Decode with `SingleObjectUnmarshaler` and `UnmarshalSingleObject`:

```go
var msg Message
err := avro.UnmarshalSingleObject(r, &msg)
```

`UnmarshalSingleObject` returns `ErrBadMagic` when the header is invalid and `ErrFingerprintMismatch` when the schema fingerprint in the payload does not match the one returned by `Fingerprint()`.

### Schema Fingerprinting

`Fingerprint64` computes the 64-bit Rabin fingerprint (CRC-64-AVRO) of a schema JSON string, as defined in the Avro specification:

```go
fp := avro.Fingerprint64([]byte(`"string"`))
```

---

## `canonical` — Parsing Canonical Form

The `canonical` package provides typed Go representations of Avro schemas in [Parsing Canonical Form](https://avro.apache.org/docs/current/specification/#parsing-canonical-form-for-schemas).
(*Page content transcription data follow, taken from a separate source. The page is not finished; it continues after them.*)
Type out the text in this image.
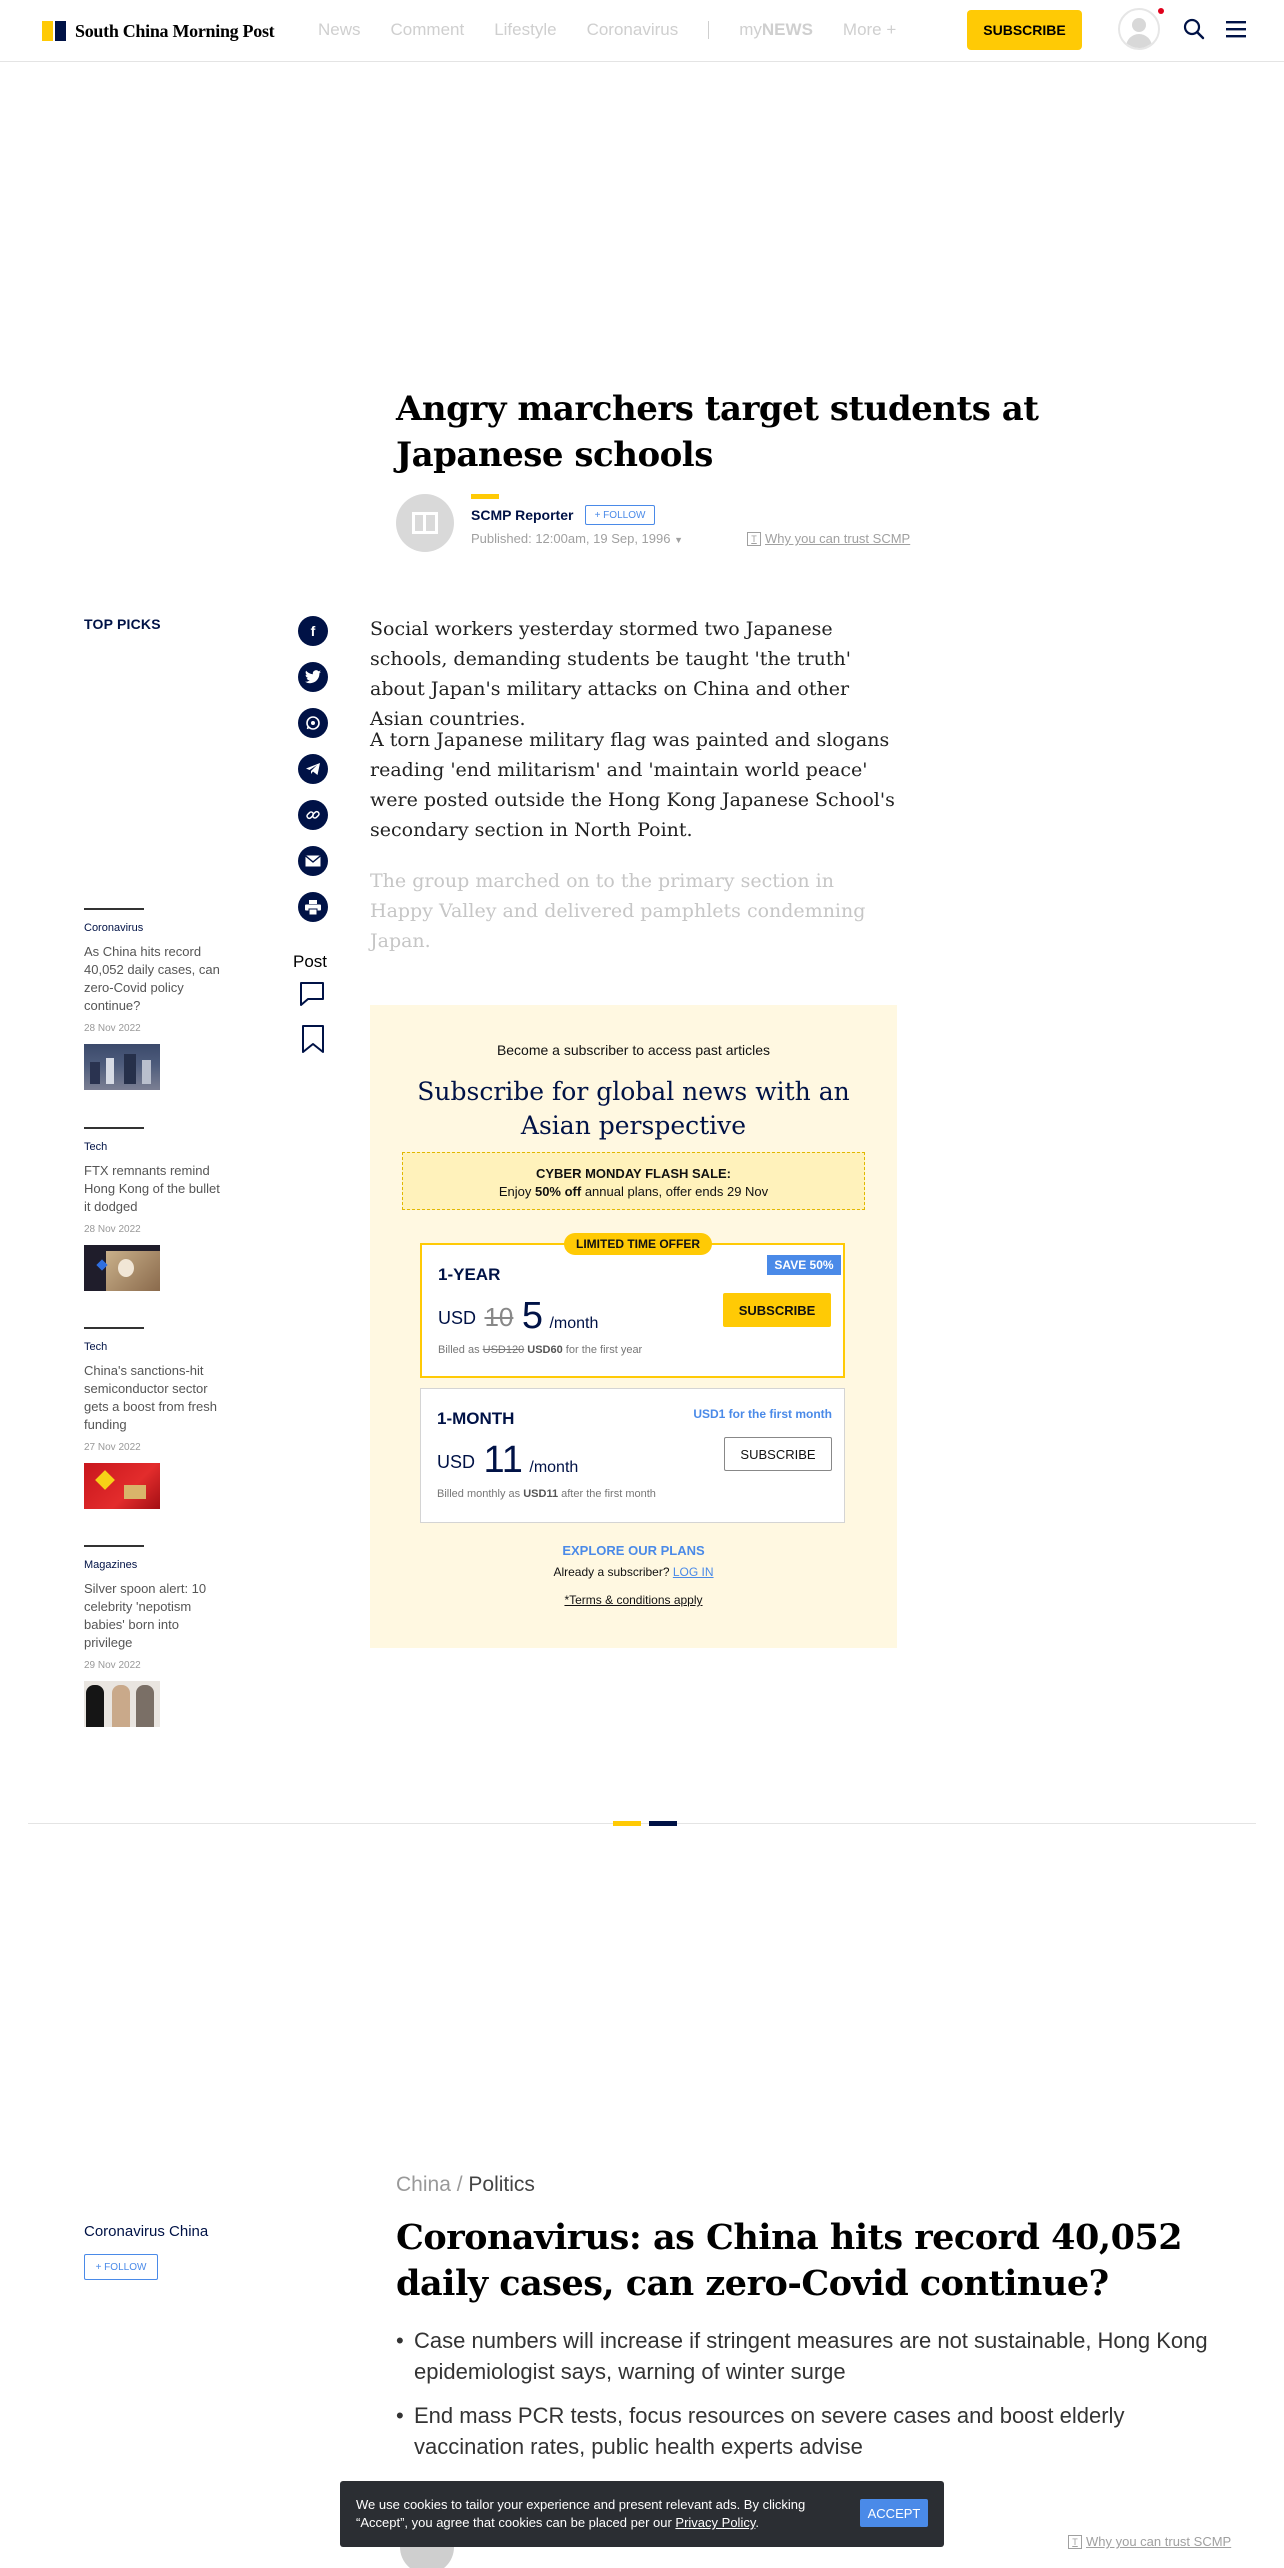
South China Morning Post	News Comment Lifestyle Coronavirus	myNEWS More +	SUBSCRIBE
Angry marchers target students at Japanese schools
SCMP Reporter	+ FOLLOW
Published: 12:00am, 19 Sep, 1996 ▼	T Why you can trust SCMP
TOP PICKS	f
Post

Social workers yesterday stormed two Japanese schools, demanding students be taught 'the truth' about Japan's military attacks on China and other Asian countries.

A torn Japanese military flag was painted and slogans reading 'end militarism' and 'maintain world peace' were posted outside the Hong Kong Japanese School's secondary section in North Point.

The group marched on to the primary section in Happy Valley and delivered pamphlets condemning Japan.

Coronavirus
As China hits record 40,052 daily cases, can zero-Covid policy continue?
28 Nov 2022
Tech
FTX remnants remind Hong Kong of the bullet it dodged
28 Nov 2022
Tech
China's sanctions-hit semiconductor sector gets a boost from fresh funding
27 Nov 2022
Magazines
Silver spoon alert: 10 celebrity 'nepotism babies' born into privilege
29 Nov 2022
Become a subscriber to access past articles
Subscribe for global news with an Asian perspective
CYBER MONDAY FLASH SALE:
Enjoy 50% off annual plans, offer ends 29 Nov
LIMITED TIME OFFER
SAVE 50%
1-YEAR
USD 10 5 /month
Billed as USD120 USD60 for the first year
SUBSCRIBE
1-MONTH	USD1 for the first month
USD 11 /month
Billed monthly as USD11 after the first month
SUBSCRIBE
EXPLORE OUR PLANS
Already a subscriber? LOG IN
*Terms & conditions apply
China / Politics
Coronavirus China
+ FOLLOW
Coronavirus: as China hits record 40,052 daily cases, can zero-Covid continue?
• Case numbers will increase if stringent measures are not sustainable, Hong Kong epidemiologist says, warning of winter surge
• End mass PCR tests, focus resources on severe cases and boost elderly vaccination rates, public health experts advise
T Why you can trust SCMP
We use cookies to tailor your experience and present relevant ads. By clicking “Accept”, you agree that cookies can be placed per our Privacy Policy.
ACCEPT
The top-level `Schema` type implements `json.Marshaler` and `json.Unmarshaler`, producing canonical JSON with correct field ordering and no extra whitespace.

### Creating schemas

Use the constructor functions to build schemas:

```go
s := canonical.RecordSchema(canonical.Record{
Name: "com.example.Person",
Fields: []canonical.Field{
{Name: "name", Type: canonical.PrimitiveSchema(canonical.String)},
{Name: "age", Type: canonical.PrimitiveSchema(canonical.Int)},
},
})
```

Primitive constants are provided for all Avro primitives: `Null`, `Boolean`, `Int`, `Long`, `Float`, `Double`, `Bytes`, `String`.
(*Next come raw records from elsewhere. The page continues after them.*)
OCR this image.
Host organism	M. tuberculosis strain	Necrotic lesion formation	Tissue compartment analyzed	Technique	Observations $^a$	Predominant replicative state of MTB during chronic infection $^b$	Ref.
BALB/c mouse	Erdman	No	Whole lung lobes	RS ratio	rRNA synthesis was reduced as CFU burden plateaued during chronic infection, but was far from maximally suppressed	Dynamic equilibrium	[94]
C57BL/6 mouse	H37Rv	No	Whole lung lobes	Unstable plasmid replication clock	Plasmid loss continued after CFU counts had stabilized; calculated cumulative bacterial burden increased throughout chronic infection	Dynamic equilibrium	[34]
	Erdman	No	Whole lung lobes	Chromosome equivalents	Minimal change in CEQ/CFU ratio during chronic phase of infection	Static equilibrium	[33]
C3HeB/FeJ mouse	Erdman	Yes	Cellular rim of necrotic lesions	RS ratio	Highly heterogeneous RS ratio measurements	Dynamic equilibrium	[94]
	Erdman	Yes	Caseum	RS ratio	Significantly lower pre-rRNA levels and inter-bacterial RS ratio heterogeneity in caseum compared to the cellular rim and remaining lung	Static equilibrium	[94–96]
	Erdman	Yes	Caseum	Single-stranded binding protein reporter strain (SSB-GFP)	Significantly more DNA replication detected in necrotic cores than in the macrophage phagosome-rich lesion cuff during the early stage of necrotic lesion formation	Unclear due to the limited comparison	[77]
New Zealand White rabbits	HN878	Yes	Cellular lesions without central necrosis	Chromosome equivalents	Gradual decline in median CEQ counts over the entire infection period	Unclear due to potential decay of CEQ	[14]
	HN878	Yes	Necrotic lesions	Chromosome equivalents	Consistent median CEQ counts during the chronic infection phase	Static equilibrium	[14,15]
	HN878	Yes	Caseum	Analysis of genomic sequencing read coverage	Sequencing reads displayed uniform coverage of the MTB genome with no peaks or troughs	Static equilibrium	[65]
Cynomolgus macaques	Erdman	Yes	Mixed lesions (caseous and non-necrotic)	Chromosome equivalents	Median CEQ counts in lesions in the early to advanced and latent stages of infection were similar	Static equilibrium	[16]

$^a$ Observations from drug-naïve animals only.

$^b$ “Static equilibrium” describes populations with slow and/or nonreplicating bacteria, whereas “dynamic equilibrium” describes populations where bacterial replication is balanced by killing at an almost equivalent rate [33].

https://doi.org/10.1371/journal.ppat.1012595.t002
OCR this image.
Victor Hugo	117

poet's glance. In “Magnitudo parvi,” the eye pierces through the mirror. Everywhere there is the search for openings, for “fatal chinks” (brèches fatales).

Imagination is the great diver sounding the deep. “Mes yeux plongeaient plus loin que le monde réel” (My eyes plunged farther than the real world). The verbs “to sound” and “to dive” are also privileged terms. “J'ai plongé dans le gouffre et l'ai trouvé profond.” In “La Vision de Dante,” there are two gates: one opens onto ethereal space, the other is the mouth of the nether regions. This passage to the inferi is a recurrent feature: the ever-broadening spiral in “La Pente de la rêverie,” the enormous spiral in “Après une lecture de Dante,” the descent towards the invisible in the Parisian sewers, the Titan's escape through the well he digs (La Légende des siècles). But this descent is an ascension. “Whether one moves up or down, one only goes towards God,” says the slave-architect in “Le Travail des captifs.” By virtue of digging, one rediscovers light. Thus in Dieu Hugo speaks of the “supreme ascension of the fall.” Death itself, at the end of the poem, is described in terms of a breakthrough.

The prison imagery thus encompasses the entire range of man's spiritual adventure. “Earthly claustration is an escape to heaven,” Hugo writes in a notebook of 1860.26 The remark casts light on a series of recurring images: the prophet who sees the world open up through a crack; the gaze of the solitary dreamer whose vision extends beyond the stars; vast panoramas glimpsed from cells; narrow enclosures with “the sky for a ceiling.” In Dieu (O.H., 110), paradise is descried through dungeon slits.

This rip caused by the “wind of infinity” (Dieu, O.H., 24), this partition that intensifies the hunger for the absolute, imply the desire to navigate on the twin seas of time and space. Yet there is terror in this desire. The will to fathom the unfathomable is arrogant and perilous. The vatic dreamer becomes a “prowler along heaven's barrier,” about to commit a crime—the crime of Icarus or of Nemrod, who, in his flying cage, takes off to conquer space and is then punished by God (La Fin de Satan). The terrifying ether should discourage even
### Marshaling to canonical JSON

```go
b, err := json.Marshal(s)
// {"name":"com.example.Person","type":"record","fields":[{"name":"name","type":"string"},{"name":"age","type":"int"}]}
```

### Unmarshaling from canonical JSON

```go
var s canonical.Schema
err := json.Unmarshal(data, &s)

r, ok := s.Record()
if ok {
fmt.Println(r.Name) // com.example.Person
}
```

Accessor methods (`Primitive()`, `Record()`, `Enum()`, `Array()`, `Map()`, `Union()`, `Fixed()`) provide type-safe access to the underlying concrete type.

### Converting from IDL

`SchemaFrom` converts a parsed `idl.Schema` into canonical form:

```go
f, err := idl.Parse(strings.NewReader(`
namespace com.example;
schema int;
record Person {
string name;
int age;
}
`))

schemas, err := canonical.SchemaFrom(f.Schema)

b, err := json.Marshal(schemas[1])
// {"name":"com.example.Person","type":"record","fields":[{"name":"name","type":"string"},{"name":"age","type":"int"}]}
```

The function returns a slice because an IDL schema can define multiple named types. Namespace qualification, type references, and all structural schema information are preserved; non-canonical attributes (doc comments, aliases, defaults) are stripped.

---

## `idl` — Avro IDL

The `idl` package parses [Avro IDL](https://avro.apache.org/docs/current/idl-language/) source files into an AST and can print an AST back to IDL text.

### Parsing

`Parse` reads an Avro IDL source from any `io.Reader` and returns a `*File` AST:

```go
f, err := idl.Parse(strings.NewReader(`
namespace com.example;
schema record User {
string name;
int age;
}
`))
```

The `File` struct contains either a `*Schema` or a `*Protocol`. A `*Schema` holds the top-level named types (`Record`, `Enum`, `Fixed`) and primitive type identifiers.

### Printing

`Print` formats a `*File` AST back to Avro IDL text:

```go
var buf bytes.Buffer
err := idl.Print(&buf, f)
fmt.Println(buf.String())
```

### Tokenizing

`Tokenize` exposes the low-level lexer as an `iter.Seq2[Token, error]` iterator (Go 1.23+):

```go
for tok, err := range idl.Tokenize(r) {
if err != nil {
// handle error
}
fmt.Println(tok)
}
```

Token types include `TokenComment`, `TokenDocComment`, `TokenIdentifier`, `TokenSymbol`, `TokenString`, `TokenNumber`, and `TokenAnnotation`.

---

## License

Released under the [MIT License](LICENSE).